# APEIRON: composing smart TDAQ systems for high energy physics experiments

Roberto Ammendola<sup>2</sup>, Andrea Biagioni<sup>1</sup>, Carlotta Chiarini<sup>3,1</sup>, Andrea Ciardiello<sup>3,1</sup>, Paolo Cretaro<sup>1</sup>, Ottorino Frezza<sup>1</sup>, Francesca Lo Cicero<sup>1</sup>, Alessandro Lonardo<sup>1</sup>, Michele Martinelli<sup>1</sup>, Pier Stanislao Paolucci<sup>1</sup>, Cristian Rossi<sup>1</sup>, Francesco Simula<sup>1</sup>, Matteo Turisini<sup>1</sup>, Piero Vicini<sup>1</sup>

<sup>1</sup> Istituto Nazionale di Fisica Nucleare (INFN), sezione di Roma, Rome, Italy

 $^2$ Istituto Nazionale di Fisica Nucleare (INFN), sezione di Roma Tor Vergata, Rome, Italy

 $^3$ Dipartimento di Fisica, Sapienza Università di Roma, Rome, Italy

E-mail: alessandro.lonardo@roma1.infn.it

**Abstract.** APEIRON is a framework encompassing the general architecture of a distributed heterogeneous processing platform and the corresponding software stack, from the low level device drivers up to the high level programming model. The framework is designed to be efficiently used for studying, prototyping and deploying smart trigger and data acquisition (TDAQ) systems for high energy physics experiments.

### 1. Introduction

As for the requirements imposed by applications in the class of real-time dataflow processing, FPGA devices are a good fit inasmuch as they can provide not only adequate computing, memory and I/O resources but also a smooth programming experience. High-Level Synthesis tools, after more than a decade since their appearance, are quickly reaching a technological readiness that paves the way to the adoption of these reconfigurable accelerators by a class of users much broader to that composed by skilled developers used to employ Hardware Description Language-based workflows.

The main motivation for the design and development of the APEIRON framework is that the currently available HLS tools do not natively support the deployment of applications over multiple FPGA devices, which severely chokes the scalability of problems that this approach could tackle. To overcome this limitation, we envisioned APEIRON as an extension of the Xilinx Vitis HLS framework able to support a network of FPGA devices interconnected with a low-latency direct network as the reference execution platform.

The general architecture of the APEIRON distributed processing platform includes m data sources, corresponding to the detectors or sub-detectors, feeding a sequence of n stream processing layers, making up the whole data path from readout to trigger processor (or storage server).

The processing platform features a modular and scalable low-latency network infrastructure with configurable topology. This network system represents the key element of the architecture, enabling the low-latency recombination of the data streams arriving from the different input



**Figure 1.** Recombination of data streams through specialized processing layers in an example trigger or data reduction system implemented with the APEIRON framework.

channels through the various processing layers, as shown in Figure 1.

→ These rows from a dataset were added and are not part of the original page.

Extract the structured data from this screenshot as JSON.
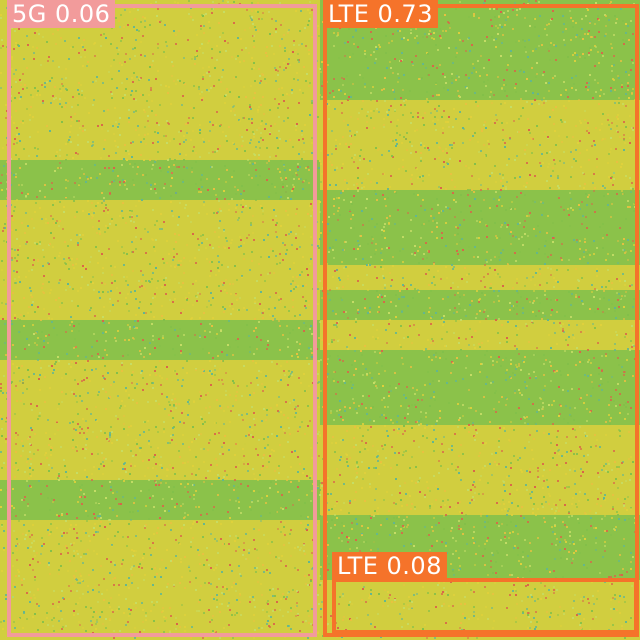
{
  "detections": [
    {
      "id": "5g",
      "label": "5G 0.06",
      "color": "#f29b9b"
    },
    {
      "id": "lte1",
      "label": "LTE 0.73",
      "color": "#f5732a"
    },
    {
      "id": "lte2",
      "label": "LTE 0.08",
      "color": "#f5732a"
    }
  ],
  "palette": {
    "green": "#7fbf4a",
    "yellow": "#e7d23a",
    "speck_red": "#e05a4a",
    "speck_teal": "#5ab59a"
  }
}
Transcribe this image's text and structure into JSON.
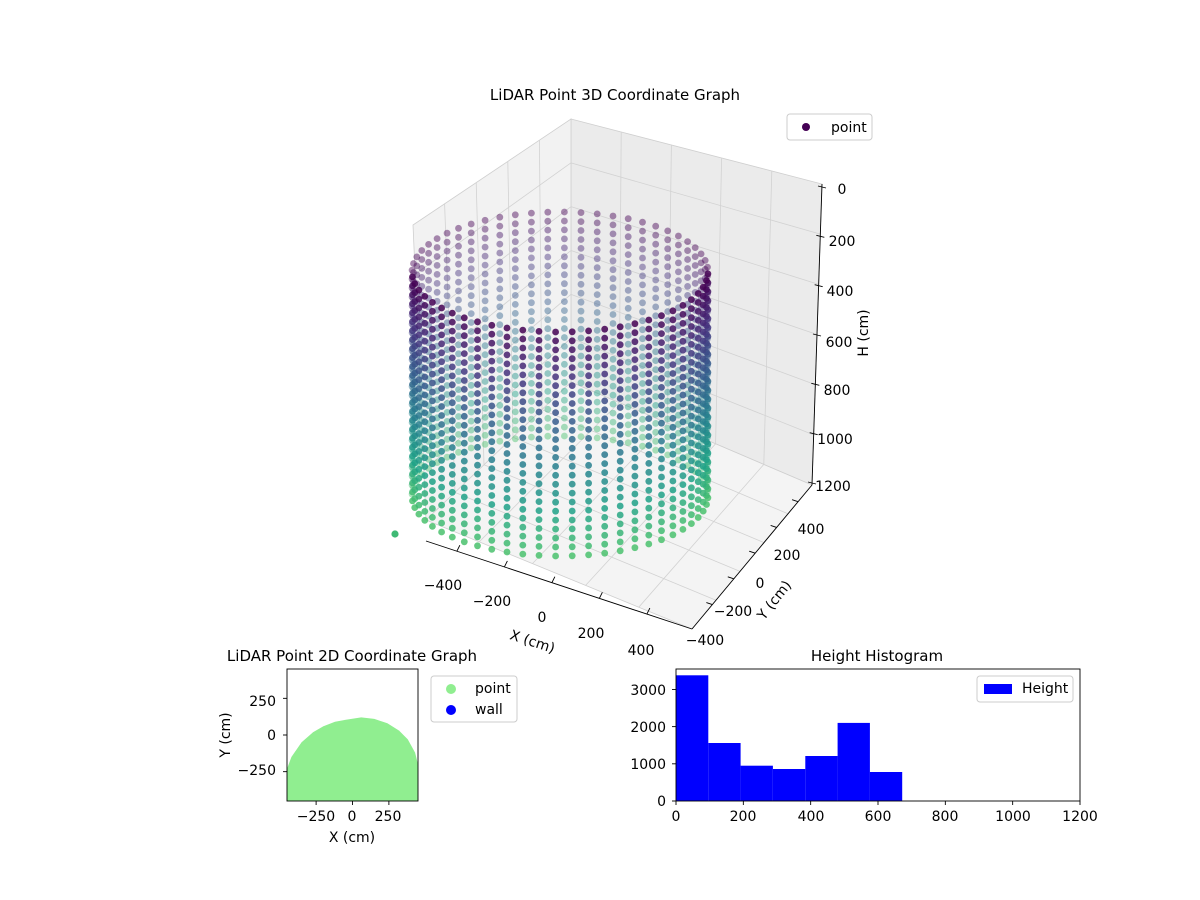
{
  "chart_data": [
    {
      "type": "scatter",
      "subtype": "3d",
      "title": "LiDAR Point 3D Coordinate Graph",
      "xlabel": "X (cm)",
      "ylabel": "Y (cm)",
      "zlabel": "H (cm)",
      "xticks": [
        "−400",
        "−200",
        "0",
        "200",
        "400"
      ],
      "yticks": [
        "400",
        "200",
        "0",
        "−200",
        "−400"
      ],
      "zticks": [
        "0",
        "200",
        "400",
        "600",
        "800",
        "1000",
        "1200"
      ],
      "xlim": [
        -450,
        450
      ],
      "ylim": [
        -450,
        450
      ],
      "zlim": [
        0,
        1200
      ],
      "z_inverted": true,
      "legend": [
        "point"
      ],
      "legend_loc": "upper right",
      "colormap": "viridis",
      "color_by": "height",
      "series": [
        {
          "name": "point",
          "shape": "hollow cylinder, radius ≈ 400",
          "center": [
            0,
            0
          ],
          "radius": 400,
          "height_range": [
            0,
            700
          ],
          "angle_range_deg": [
            0,
            360
          ],
          "outlier": [
            -500,
            500,
            750
          ]
        }
      ],
      "grid": true
    },
    {
      "type": "scatter",
      "title": "LiDAR Point 2D Coordinate Graph",
      "xlabel": "X (cm)",
      "ylabel": "Y (cm)",
      "xticks": [
        "−250",
        "0",
        "250"
      ],
      "yticks": [
        "250",
        "0",
        "−250"
      ],
      "xlim": [
        -450,
        450
      ],
      "ylim": [
        -450,
        450
      ],
      "legend": [
        "point",
        "wall"
      ],
      "legend_loc": "outside upper right",
      "series": [
        {
          "name": "point",
          "color": "#90ee90",
          "outline": [
            [
              -450,
              -450
            ],
            [
              -450,
              -230
            ],
            [
              -420,
              -150
            ],
            [
              -350,
              -50
            ],
            [
              -270,
              20
            ],
            [
              -200,
              60
            ],
            [
              -120,
              90
            ],
            [
              -40,
              105
            ],
            [
              60,
              120
            ],
            [
              150,
              110
            ],
            [
              240,
              80
            ],
            [
              320,
              30
            ],
            [
              380,
              -30
            ],
            [
              430,
              -120
            ],
            [
              450,
              -200
            ],
            [
              450,
              -450
            ]
          ]
        },
        {
          "name": "wall",
          "color": "#0000ff",
          "points": []
        }
      ]
    },
    {
      "type": "bar",
      "subtype": "histogram",
      "title": "Height Histogram",
      "xlabel": "",
      "ylabel": "",
      "xticks": [
        "0",
        "200",
        "400",
        "600",
        "800",
        "1000",
        "1200"
      ],
      "yticks": [
        "0",
        "1000",
        "2000",
        "3000"
      ],
      "xlim": [
        0,
        1200
      ],
      "ylim": [
        0,
        3550
      ],
      "legend": [
        "Height"
      ],
      "legend_loc": "upper right",
      "color": "#0000ff",
      "bins": [
        0,
        96,
        192,
        288,
        384,
        480,
        576,
        672
      ],
      "counts": [
        3380,
        1560,
        950,
        860,
        1210,
        2100,
        780
      ]
    }
  ]
}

Developers can define scalable applications using a dataflow programming model (inspired by Kahn Process Networks [1]) that can be efficiently deployed on a multi-FPGAs system: the APEIRON communication Intellectual Properties (IPs) allow low-latency communication between processing tasks deployed on FPGAs, even if hosted on different computing nodes.

Thanks to the use of High Level Synthesis (HLS) tools in the workflow, tasks are described in high level language (C/C++) while communication between tasks is expressed through a lightweight API based on non-blocking *send()* and blocking *receive()* operations.

The mapping between the computational data flow graph and the underlying network of FPGAs, such as that shown in Figure 3, is defined by the designer with a configuration tool, by which the framework will produce all project files required for the FPGAs bitstream generation. The interconnection logic is therefore automatically built according to the application needs (in terms of input/output data channels) as shown in Figure 2, allowing the designer to focus on the processing tasks expressed in C/C++.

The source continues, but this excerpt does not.